Deacon Andrei Kuraev, defrocked in 2020 for “blasphemy against the Church” and “publication of slanderous information”, namely criticism of church hierarchs, has written an 800-page book on ecclesiastical courts, “Paradoxes of Ecclesiastical Law”. Father Andrei explains to Sistema: "The ecclesiastical court is something of a novelty in the life of the Russian Orthodox Church. In the 19th century, ecclesiastical courts functioned normally, but the Soviet regime abolished this tradition. Formally, the court was restored in 2004, but in reality it only began to function under Gundjaev [Patriarch Kirill], who drafted the rules of the ecclesiastical court on the spot because it does not always suit him to deal personally with undesirable priests”.

The deacon explains that in overseas dioceses, the Russian Orthodox Church generally tries to maintain a flexible stance, turning a blind eye to the clergy’s anti-war statements, not insisting too much on the recitation of the ‘Prayer for Victory’, and compromising with local authorities to avoid losing parishioners.

This is what happened, for example, in Latvia: in 2022, the Riga parliament declared the Latvian Orthodox Church separate from the Russian Church. The Council of the Latvian Church amended its statutes, but Moscow offered no canonical response; it neither excommunicated the Latvian “schismatics” nor recognised Latvia’s autocephaly, merely expressing understanding for the difficult political situation and inviting the faithful to “maintain unity”.

In Lithuania, things turned out differently: the priest Vladimir Seljavko, who was defrocked in 2022, recounts that during the tenure of Metropolitan Khrizostom (Martiškin), until his death in 2010, the life of the Lithuanian Orthodox Church was practically independent of Moscow.

Metropolitan Innokentij (Vasilev), who succeeded Khrizostom and remains head of the diocese, is also known for his liberal views, but times are changing. “He is a gentle man, not bloodthirsty,” says Father Vladimir, who served as the metropolitan’s secretary for over seven years, speaking of Innokentij, “but he is a coward; he is afraid of everything. He is afraid to go to the doctor, he is afraid to drive on narrow roads; he always asks to be accompanied on the motorway. And above all, he fears his superiors.”

Father Uminsky recounts that his appeal to the Ecumenical Patriarch, his reinstatement and the search for a new post as a priest of the Patriarchate of Constantinople took more than a year. It is no simple procedure; it required personal contacts, the help of colleagues in France and Belgium, a personal meeting with Patriarch Bartholomew, the search for a parish willing to welcome a reinstated priest and, only then, the fresh start to his priestly life.

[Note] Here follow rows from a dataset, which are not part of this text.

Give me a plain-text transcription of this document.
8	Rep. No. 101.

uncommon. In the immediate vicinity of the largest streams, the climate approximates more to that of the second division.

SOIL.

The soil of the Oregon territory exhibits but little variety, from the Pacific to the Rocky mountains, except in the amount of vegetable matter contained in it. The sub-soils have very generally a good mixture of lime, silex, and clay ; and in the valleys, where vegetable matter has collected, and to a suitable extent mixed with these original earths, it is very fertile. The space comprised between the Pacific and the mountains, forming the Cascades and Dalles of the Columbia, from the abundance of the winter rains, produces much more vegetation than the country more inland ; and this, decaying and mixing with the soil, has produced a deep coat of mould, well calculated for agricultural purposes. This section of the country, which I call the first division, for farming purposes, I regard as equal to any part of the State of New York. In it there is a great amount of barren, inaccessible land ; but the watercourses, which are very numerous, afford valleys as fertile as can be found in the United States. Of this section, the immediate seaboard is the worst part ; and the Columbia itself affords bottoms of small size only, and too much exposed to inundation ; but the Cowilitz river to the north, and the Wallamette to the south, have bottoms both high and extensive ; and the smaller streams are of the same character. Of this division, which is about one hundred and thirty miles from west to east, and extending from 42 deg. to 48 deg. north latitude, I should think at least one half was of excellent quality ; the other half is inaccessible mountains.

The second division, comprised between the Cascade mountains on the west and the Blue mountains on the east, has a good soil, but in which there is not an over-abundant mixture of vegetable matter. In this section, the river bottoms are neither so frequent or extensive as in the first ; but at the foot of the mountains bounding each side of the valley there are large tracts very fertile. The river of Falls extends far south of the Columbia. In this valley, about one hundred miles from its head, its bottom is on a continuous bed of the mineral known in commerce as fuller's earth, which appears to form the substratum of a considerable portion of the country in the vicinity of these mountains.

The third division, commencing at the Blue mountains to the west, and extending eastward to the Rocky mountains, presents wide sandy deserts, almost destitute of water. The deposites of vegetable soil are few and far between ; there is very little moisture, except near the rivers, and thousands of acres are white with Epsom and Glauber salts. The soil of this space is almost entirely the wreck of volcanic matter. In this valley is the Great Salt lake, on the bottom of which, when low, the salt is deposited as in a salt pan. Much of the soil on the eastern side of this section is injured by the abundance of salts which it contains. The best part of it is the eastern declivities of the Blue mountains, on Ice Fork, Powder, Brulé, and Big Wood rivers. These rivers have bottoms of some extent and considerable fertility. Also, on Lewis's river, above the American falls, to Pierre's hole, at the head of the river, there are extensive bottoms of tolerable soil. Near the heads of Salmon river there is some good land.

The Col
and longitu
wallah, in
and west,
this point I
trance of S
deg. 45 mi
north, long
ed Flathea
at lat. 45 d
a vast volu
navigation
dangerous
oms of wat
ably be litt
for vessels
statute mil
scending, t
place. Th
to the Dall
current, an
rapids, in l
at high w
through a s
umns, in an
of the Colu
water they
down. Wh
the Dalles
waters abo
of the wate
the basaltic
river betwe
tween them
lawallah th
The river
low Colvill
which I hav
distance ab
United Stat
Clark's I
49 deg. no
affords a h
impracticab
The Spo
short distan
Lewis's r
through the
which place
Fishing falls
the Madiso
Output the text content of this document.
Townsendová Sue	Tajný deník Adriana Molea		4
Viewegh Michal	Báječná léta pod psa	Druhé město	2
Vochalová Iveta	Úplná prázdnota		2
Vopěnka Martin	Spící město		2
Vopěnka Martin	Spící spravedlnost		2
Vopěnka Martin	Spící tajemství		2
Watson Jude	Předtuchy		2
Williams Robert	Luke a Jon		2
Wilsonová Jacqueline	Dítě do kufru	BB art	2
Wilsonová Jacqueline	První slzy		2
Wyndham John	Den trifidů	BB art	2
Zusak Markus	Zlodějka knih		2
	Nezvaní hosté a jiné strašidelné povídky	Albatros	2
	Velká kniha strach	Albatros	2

“It’s like hitchhiking between Churches,” says Father Aleksej, who, from the church in Paris where he now carries out his ministry, travels throughout Europe to tell his story and speak with the many Russians in the diaspora, to whom he recommends “living Russia in the present” wherever they now find themselves, because “there is no Russia of the future”. One must make a painful break with the past and “forbid oneself the future”, because hope lies not in changes that never come to pass, but in the witness of those who face life without being crushed by the tragedies of war and the shame of the Churches.